The State Examinations Commission (SEC) struggled to find examiners to mark a number of subjects until the weeks after the exams last June, as teachers are increasingly questioning the value of the work to them.
For superintendents who supervise written exams, difficulties providing cover at all 730 second-level schools mean some teachers are being paid for five days of superintending work to be on standby, but might not even be called on to fulfil the duties.
Many of those who had been on reserve lists in recent years were not available when called at short notice, mainly due to teaching job interviews during the exams or being appointed in the meantime to supervise exam centres for students with special needs.
At the Association of Secondary Teachers Ireland (ASTI) annual convention, it was outlined that rates paid by the SEC for exams work have not been restored since cuts imposed during the recession.
In addition, changes to rules around the starting point for measuring travel expenses have severely impacted the amount some contracted exams staff get paid.
Even after the SEC secured exemption from tax for the travel expenses paid to teachers on exams duty, ASTI deputy general secretary Diarmaid de Paor said there will still be a struggle to meet staffing requirements.

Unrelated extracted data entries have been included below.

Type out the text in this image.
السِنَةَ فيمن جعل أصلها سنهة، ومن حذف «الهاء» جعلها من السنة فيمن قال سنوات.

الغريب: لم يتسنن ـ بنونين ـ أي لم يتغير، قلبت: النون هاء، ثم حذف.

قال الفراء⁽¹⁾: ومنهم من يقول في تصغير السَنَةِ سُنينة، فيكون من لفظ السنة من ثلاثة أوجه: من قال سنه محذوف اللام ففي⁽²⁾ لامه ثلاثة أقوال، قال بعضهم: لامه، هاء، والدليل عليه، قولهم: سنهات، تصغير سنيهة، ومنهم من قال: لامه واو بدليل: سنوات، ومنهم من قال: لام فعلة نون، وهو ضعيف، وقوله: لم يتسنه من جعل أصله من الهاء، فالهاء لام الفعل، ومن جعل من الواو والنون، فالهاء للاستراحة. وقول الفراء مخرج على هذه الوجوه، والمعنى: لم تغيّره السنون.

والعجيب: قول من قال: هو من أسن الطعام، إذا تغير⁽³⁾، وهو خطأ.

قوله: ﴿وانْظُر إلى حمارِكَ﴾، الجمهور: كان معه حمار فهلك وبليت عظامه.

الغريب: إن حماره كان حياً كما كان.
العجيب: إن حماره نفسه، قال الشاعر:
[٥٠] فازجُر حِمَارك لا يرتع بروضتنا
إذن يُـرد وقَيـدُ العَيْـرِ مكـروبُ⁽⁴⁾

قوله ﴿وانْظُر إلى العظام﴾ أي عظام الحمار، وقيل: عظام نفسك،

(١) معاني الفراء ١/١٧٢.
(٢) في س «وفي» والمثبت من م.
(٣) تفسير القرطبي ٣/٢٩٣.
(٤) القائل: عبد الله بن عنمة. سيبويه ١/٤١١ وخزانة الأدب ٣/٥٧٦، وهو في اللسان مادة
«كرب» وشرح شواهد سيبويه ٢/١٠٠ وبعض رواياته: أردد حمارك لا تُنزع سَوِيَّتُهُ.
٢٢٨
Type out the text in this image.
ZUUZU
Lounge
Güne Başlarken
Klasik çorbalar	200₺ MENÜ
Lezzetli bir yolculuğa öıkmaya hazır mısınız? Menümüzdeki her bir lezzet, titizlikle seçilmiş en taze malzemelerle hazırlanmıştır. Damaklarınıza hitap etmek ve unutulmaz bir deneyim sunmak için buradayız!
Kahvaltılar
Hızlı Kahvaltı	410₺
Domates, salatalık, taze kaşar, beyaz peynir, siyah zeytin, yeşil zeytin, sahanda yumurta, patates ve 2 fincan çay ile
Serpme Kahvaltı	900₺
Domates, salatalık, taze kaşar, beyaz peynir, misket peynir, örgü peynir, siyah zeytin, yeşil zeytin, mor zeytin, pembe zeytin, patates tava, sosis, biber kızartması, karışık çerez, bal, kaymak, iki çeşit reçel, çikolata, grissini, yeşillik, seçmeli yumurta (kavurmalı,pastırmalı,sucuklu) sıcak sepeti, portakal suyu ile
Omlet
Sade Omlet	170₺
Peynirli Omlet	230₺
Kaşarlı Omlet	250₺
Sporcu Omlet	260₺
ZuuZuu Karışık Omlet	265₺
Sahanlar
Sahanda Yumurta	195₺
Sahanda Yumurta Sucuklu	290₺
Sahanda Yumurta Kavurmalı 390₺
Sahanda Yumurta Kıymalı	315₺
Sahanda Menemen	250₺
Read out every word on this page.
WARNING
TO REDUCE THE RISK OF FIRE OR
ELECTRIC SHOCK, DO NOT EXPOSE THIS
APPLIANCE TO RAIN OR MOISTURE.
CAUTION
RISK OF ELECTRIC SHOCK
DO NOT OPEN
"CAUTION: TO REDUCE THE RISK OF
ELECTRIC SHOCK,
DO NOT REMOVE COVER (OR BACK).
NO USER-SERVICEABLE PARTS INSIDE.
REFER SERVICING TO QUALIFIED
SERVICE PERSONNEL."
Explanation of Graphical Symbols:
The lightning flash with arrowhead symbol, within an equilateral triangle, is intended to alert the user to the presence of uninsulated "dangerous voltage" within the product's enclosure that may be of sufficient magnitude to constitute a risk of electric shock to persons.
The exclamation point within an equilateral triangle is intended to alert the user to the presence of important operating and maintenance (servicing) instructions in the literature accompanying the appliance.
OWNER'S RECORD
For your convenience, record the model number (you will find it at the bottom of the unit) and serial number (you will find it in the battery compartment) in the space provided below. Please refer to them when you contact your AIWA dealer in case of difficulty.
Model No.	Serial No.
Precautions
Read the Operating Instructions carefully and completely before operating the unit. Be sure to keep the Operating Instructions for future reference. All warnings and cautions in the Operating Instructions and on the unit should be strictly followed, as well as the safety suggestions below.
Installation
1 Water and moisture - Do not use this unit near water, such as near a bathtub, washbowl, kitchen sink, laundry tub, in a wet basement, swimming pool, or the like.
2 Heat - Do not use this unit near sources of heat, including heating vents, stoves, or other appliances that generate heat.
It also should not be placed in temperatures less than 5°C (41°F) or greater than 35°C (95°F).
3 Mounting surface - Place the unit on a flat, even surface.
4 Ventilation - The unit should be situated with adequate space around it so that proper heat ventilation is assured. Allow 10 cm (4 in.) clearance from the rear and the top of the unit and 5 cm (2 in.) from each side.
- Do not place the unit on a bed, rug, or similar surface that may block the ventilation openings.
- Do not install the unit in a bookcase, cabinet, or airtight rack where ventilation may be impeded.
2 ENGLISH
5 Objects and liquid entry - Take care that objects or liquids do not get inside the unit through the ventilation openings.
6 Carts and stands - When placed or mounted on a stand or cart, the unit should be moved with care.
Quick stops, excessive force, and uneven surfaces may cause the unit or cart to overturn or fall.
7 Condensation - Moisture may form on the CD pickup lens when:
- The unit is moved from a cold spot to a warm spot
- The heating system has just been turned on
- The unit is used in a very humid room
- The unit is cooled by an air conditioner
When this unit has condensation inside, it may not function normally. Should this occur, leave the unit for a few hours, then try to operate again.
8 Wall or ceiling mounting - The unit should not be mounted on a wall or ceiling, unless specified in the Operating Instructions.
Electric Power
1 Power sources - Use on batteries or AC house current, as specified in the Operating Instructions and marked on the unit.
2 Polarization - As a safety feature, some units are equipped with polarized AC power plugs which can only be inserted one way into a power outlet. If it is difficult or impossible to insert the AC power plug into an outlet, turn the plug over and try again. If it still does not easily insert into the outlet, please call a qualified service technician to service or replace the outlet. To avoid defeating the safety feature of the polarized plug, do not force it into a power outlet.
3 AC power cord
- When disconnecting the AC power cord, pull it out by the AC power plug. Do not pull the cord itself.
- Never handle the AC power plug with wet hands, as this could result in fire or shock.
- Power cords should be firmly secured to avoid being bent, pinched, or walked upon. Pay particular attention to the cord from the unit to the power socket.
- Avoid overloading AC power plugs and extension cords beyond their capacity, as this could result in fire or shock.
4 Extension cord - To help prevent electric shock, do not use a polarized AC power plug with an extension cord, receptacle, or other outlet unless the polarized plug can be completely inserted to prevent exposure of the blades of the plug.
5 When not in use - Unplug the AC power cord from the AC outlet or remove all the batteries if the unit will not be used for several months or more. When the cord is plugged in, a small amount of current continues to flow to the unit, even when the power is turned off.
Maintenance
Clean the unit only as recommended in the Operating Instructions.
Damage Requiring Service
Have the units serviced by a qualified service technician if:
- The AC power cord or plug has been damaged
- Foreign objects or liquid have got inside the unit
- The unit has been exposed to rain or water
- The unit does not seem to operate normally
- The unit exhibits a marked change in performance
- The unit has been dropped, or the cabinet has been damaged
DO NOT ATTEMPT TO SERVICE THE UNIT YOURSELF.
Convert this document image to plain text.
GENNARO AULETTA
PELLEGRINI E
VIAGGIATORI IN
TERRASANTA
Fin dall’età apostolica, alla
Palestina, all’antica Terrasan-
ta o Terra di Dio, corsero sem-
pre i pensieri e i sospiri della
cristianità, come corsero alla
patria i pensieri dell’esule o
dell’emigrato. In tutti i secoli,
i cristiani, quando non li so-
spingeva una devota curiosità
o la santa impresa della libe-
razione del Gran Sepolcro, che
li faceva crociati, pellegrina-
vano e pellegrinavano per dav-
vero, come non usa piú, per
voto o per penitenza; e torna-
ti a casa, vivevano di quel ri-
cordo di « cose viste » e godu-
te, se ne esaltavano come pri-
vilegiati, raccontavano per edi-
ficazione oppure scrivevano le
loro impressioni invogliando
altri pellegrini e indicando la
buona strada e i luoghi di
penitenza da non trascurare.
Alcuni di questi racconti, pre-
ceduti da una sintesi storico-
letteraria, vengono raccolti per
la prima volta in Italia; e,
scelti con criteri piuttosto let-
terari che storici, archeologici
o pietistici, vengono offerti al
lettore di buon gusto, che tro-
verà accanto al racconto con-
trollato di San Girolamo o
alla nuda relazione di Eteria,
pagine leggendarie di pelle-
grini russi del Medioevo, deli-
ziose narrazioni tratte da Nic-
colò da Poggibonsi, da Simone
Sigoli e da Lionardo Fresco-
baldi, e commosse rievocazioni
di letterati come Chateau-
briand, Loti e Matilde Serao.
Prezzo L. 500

“We have repeatedly warned the SEC that if they fail to seriously improve [the rates], they will find themselves with no examiners and no superintendents very soon,” he said.
Although they said it is common every year to have late demand due to dropouts for various reasons, the SEC was still looking for qualified teachers to mark written exams in almost a dozen Junior and Leaving Certificate subjects as students sat the final papers in late June last year.
There has been a particular difficulty finding examiners for language subjects, with teachers being sought for English, Irish, German, Italian and Spanish after those exams were finished in 2016.
ASTI convention delegates unanimously backed a call for negotiations with the Department of Education to appoint science lab technicians to all schools.
Dermot Brennan of the Carbery branch in Co Cork said it is scandalous that a science teacher he spoke to said he had to give up supervision and substitution work and the associated pay because he needed the time to set up the laboratory before his classes.
Clare delegate and science teacher Pauline Nagle said lab technicians will be essential when new courses in Leaving Certificate physics and chemistry are introduced, as up to 20% of marks may be given for assessment of experiments carried out by students in their school labs.
The motion approved by the conference will see the union seek to have a lab technician in all second-level schools, with additional staff to be employed in schools of over 300 students.